'Footsteps' presents serious issues, plants seeds of hope
DEVIN HEILMAN/dheilman@cdapress.com | Hagadone News Network | UPDATED 9 years, 10 months AGO
COEUR d'ALENE - Israel Nehemiah Musonda is personally connected to one of the issues featured this week in the fourth annual "Footsteps: A Journey of Many" interactive exhibit at North Idaho College.
As a native-born Zambian, the reality of African children being orphaned by HIV and AIDS hits home. Musonda's mom opened an orphanage in Zambia 15 years ago in an effort to provide hope, relief and love to little children who otherwise have nothing.
"She tries to get there twice a year, like during Christmastime and springtime, because she wants to spend time with the kids," Musonda said Thursday afternoon. "They call her Santa Claus, and to see her is like, 'Mama's back.' They also call her 'Mama.'"
The Footsteps exhibit brings people on a guided tour through a dimly lit room sectioned into intimate, walk-through exhibits. Many who go through have emotional experiences while learning about deeply troubling problems that exist in the world and in their own backyards. At the end of Footsteps is the Room of Hope, where trained counselors have conversations with those who have completed the tour. Footsteps began Tuesday and ended Thursday.
NIC's International Student Club created the African orphan exhibit, which presented information through photos, visual aids such as dirty, ragged children's clothing on a table as well as a heartrending video. Musonda, who serves as the club's vice president, narrated part of the video with his own story.
"I feel like we have the responsibility to share that with our students and also this community, for them to be aware," the 28-year-old psychology student said. "It's not all rainbows and sunshine. But there is hope."
He said a big inspiration for the exhibit was "definitely knowing that there's more work to be done, bring awareness to Idaho."

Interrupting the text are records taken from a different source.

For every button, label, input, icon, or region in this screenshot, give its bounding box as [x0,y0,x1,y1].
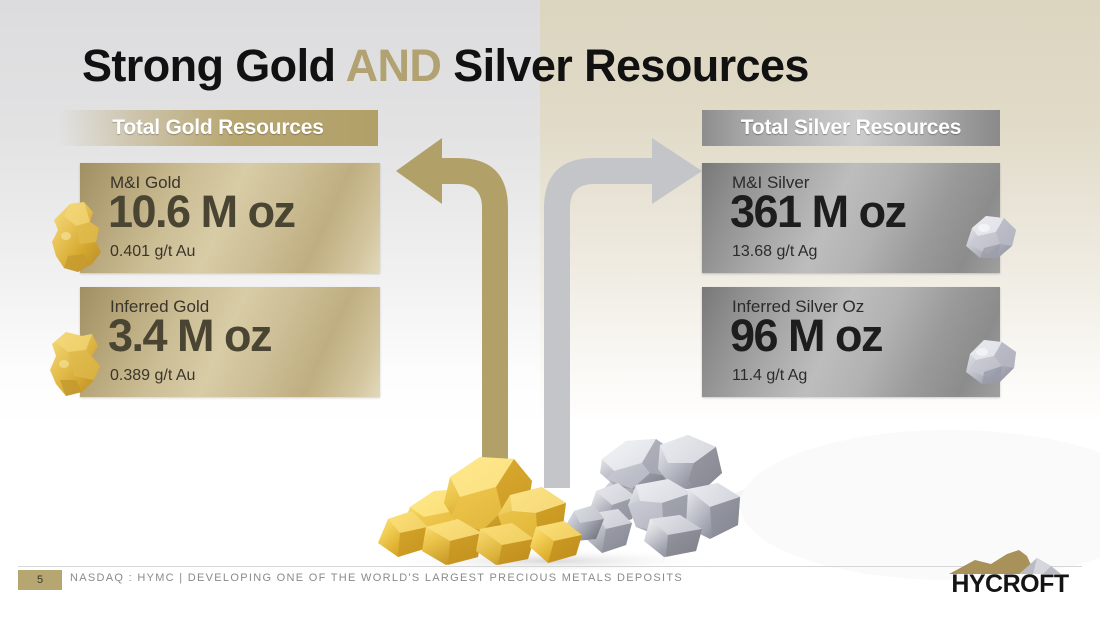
gold-inferred-value: 3.4 M oz [108,310,273,361]
title-segment-silver: Silver Resources [441,40,809,91]
silver-header-bar: Total Silver Resources [702,110,1000,146]
gold-mi-value: 10.6 M oz [108,186,296,237]
hycroft-wordmark: HYCROFT [951,570,1069,598]
page-number-label: 5 [36,574,44,586]
silver-mi-value: 361 M oz [730,186,907,237]
title-segment-gold: Strong Gold [82,40,346,91]
footer-tagline: NASDAQ : HYMC | DEVELOPING ONE OF THE WO… [70,572,684,584]
silver-nugget-icon-2 [966,340,1016,384]
silver-inferred-grade: 11.4 g/t Ag [732,367,808,384]
page-number-badge: 5 [18,570,62,590]
decorative-swoosh-3 [740,430,1100,580]
silver-resource-card-inferred: Inferred Silver Oz 96 M oz 11.4 g/t Ag [702,287,1000,397]
silver-inferred-value: 96 M oz [730,310,884,361]
silver-arrow [544,138,702,488]
ore-pile-illustration [375,435,740,570]
gold-header-bar: Total Gold Resources [58,110,378,146]
hycroft-logo: HYCROFT [945,548,1075,600]
footer-divider [18,566,1082,567]
silver-inferred-label: Inferred Silver Oz [732,297,865,316]
title-segment-and: AND [345,40,442,91]
gold-resource-card-inferred: Inferred Gold 3.4 M oz 0.389 g/t Au [80,287,380,397]
silver-mi-label: M&I Silver [732,173,810,192]
silver-resource-card-mi: M&I Silver 361 M oz 13.68 g/t Ag [702,163,1000,273]
gold-inferred-grade: 0.389 g/t Au [110,367,196,384]
gold-mi-grade: 0.401 g/t Au [110,243,196,260]
hycroft-mountain-icon [949,550,1061,574]
gold-resource-card-mi: M&I Gold 10.6 M oz 0.401 g/t Au [80,163,380,273]
page-title: Strong Gold AND Silver Resources [82,40,809,92]
flow-arrows [396,138,702,488]
silver-nugget-icon-1 [966,216,1016,258]
gold-arrow [396,138,508,488]
silver-header-label: Total Silver Resources [740,116,962,139]
silver-mi-grade: 13.68 g/t Ag [732,243,818,260]
gold-mi-label: M&I Gold [110,173,181,192]
gold-nugget-icon-2 [50,332,100,396]
gold-header-label: Total Gold Resources [112,116,324,139]
gold-inferred-label: Inferred Gold [110,297,210,316]
gold-nugget-icon-1 [52,202,101,272]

"It's not really diverse," he said. "But also, us being African, or Zambian, I feel like it's our responsibility to share and to also show our story."
Footsteps included an interactive homelessness exhibit presented by NIC's TRiO Club, a haunting sex-trafficking exhibit organized by the philosophy club and an exhibit about discrimination presented by NIC's Gender and Sexuality Alliance. The discrimination exhibit was set up like an office, but in the family photos posted around the room, the faces of significant others were blurred.
"We've been, as a club, really passionate about this whole 'Add the Words' project, so we thought about a picture on a desk," said GSA treasurer August Nelson, 19, of Coeur d'Alene. "You would put a picture of you and your spouse on a desk. What if we blurred out their face so you couldn't tell if they were male or female?"
She said it was a "big deal" for the exhibit to educate students about the 'Add the Words' movement, which calls for the words "sexual orientation" and "gender identity" to be added to Idaho's existing Human Rights Act.
"There are so many people who live in Idaho who don't know that people can get fired for being gay or can get denied housing for being gay or transgender," she said.
Footsteps participant and student Kate Ness, 26, of Coeur d'Alene, was one of those people.
"I was shocked that someone could get fired over that," Ness said. "That was gut-wrenching for me. That was a reactionary shock."
Marisa Nunez, 24, of Sandpoint, went through Footsteps for her first time Wednesday. She said it was an "eye-opening" experience, especially as the mother of a young boy.
"I wasn't aware that Seattle was No. 6 in sex trafficking, and that's so close," she said. "I imagine they get most of it through their ports, but if somebody came over into Coeur d'Alene, we have a lot of good-looking people over here, and just snatching somebody up and taking them over there - God knows if they'd ever be seen again."
She said she would definitely recommend others to experience Footsteps because it will help them realize what's happening in the world around them.
"We're just so unaware," she said. "If nobody knows anything, then there's really nothing that's going to get done."
Assistant director of student development, Heather Erikson, estimated about 200 people went through Footsteps, which changes each year but always focuses on oppression and social injustice.
"Each of the exhibits has a specific message, but then they also highlight just what it is like to be in somebody else's shoes, or walk in their footsteps," she said. "Diversity is one of our core values, and also community engagement. This exhibit touches on both of those core values.
"I think it's incredibly important for people, not just students, to take a moment to look at other people's lives and to empathize with situations that they're not familiar with."